Joe learned about the bill on Monday morning, reading Yahoo News at his desk at work. It had never crossed his mind that Texas might be able to undermine the Supreme Court’s ruling on marriage -- but if it did, it would certainly put him in a lesser position than the one he has been imagining. He thought about his fiance, John -- about their down payment at the Pelazzio, a Houston wedding venue where they plan to tie the knot in December, about the 150 or so invitations, ready to be mailed, sitting on the dining room table. He thought about his 4-year-old daughter, who calls John “dad.” He thought about what would happen if he was harmed in the line of duty -- how John wouldn’t be able to visit him in the hospital, or see their daughter again. But he kept his thoughts to himself, and went about his day.

“It leaves a bitter taste in my mouth,” he said. “It frustrates me and angers me to know that there are people that are so closed-minded that they don’t care who is hurt by what they’re doing.”

Katherine Franke, a professor at Columbia Law School and the director of the Center for Gender & Sexuality Law, described the newly proposed anti-gay laws in Texas and other states as a “frontlash” against the Supreme Court’s anticipated ruling, similar to steps southern states took in the 1950s and '60s to fight back against national changes in racial equality. “Should a public official be required not to follow a Supreme Court mandate?
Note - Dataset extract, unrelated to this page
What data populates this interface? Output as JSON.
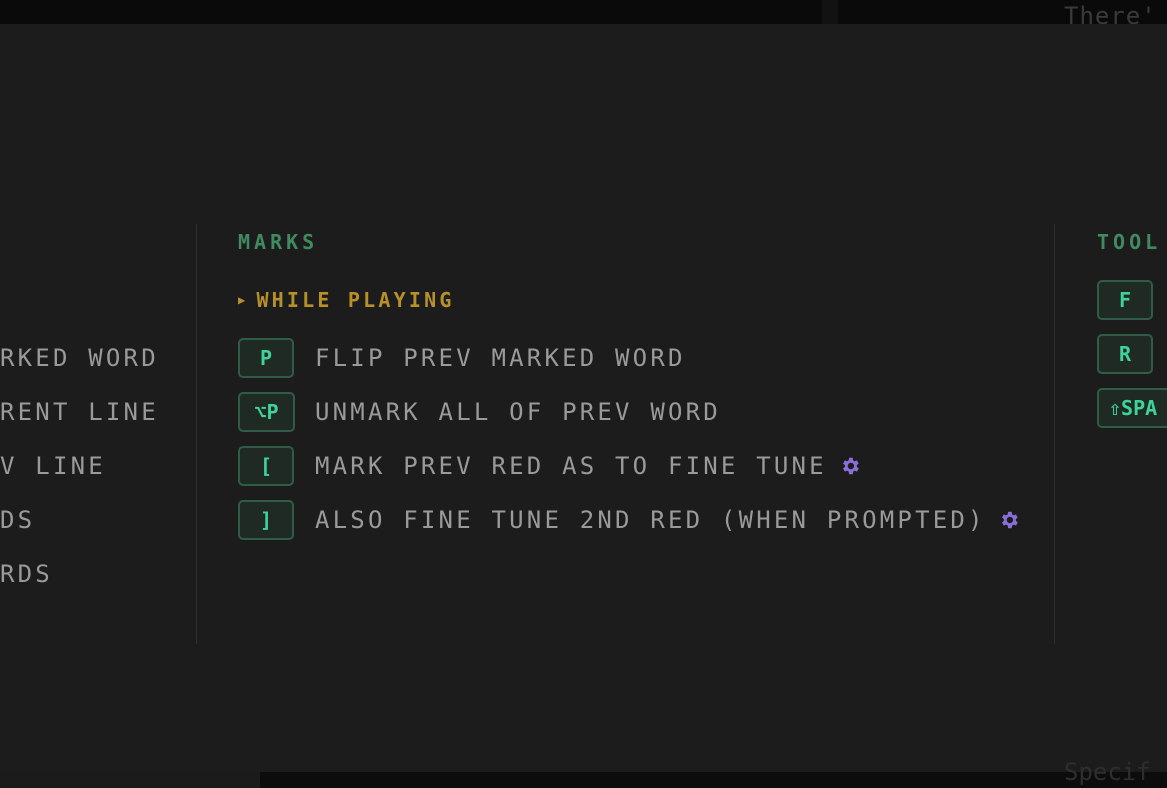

That’s just unconstitutional,” she said. But constitutionality is not really the point of these laws, she added. One point the lawmakers are making is, “this is Texas -- we’ll go down fighting.”

Joe, who is 27, has spent most of his life fighting who he is. In high school, he was the running back for the football team and ran track, but he never made good friends. “It was easy for me to hide,” he said. He saw what happened to a schoolmate who wasn’t as good at hiding his identity. “I’d walk down the halls and see him get thrown up against the locker and called a fag. I didn’t want to be a part of that,” he said. Instead, he went to church and spoke with his pastor and the pastor’s wife. They told him to seek counseling. “I needed to attend more church, be more faithful, do more praying, and everything would change.”

When he was 21, he married a woman he met in church. But six months later, after another huge argument, he decided that he couldn't do it anymore. They split up, and soon after, he met John, a student at a nearby college. They fell in love, and on Valentine's Day two years ago, on a moonlit night, John proposed. They exchanged rings, and John decided that he would wear his to work. He had never told a colleague that he was gay before, and would lie if he was asked. “I didn’t know what was going to happen or who I could trust. But when I put the ring on my finger, I made the decision to not care what they thought,” he said.

Still, he doesn’t talk about it much. He knows that his safety net is fragile, in more ways than one. “It hurts me to think that if John was ever hurt to the point where he was on his death bed, there’s nothing I could do to go back and see him, to let him know that I’m there, that I love him,” he said. “We’ve come a long way, but there’s a chance now that I’ll never be able to do that living here in Texas, where all of our family is at, where all are of our friends are at. It’s really hurtful.”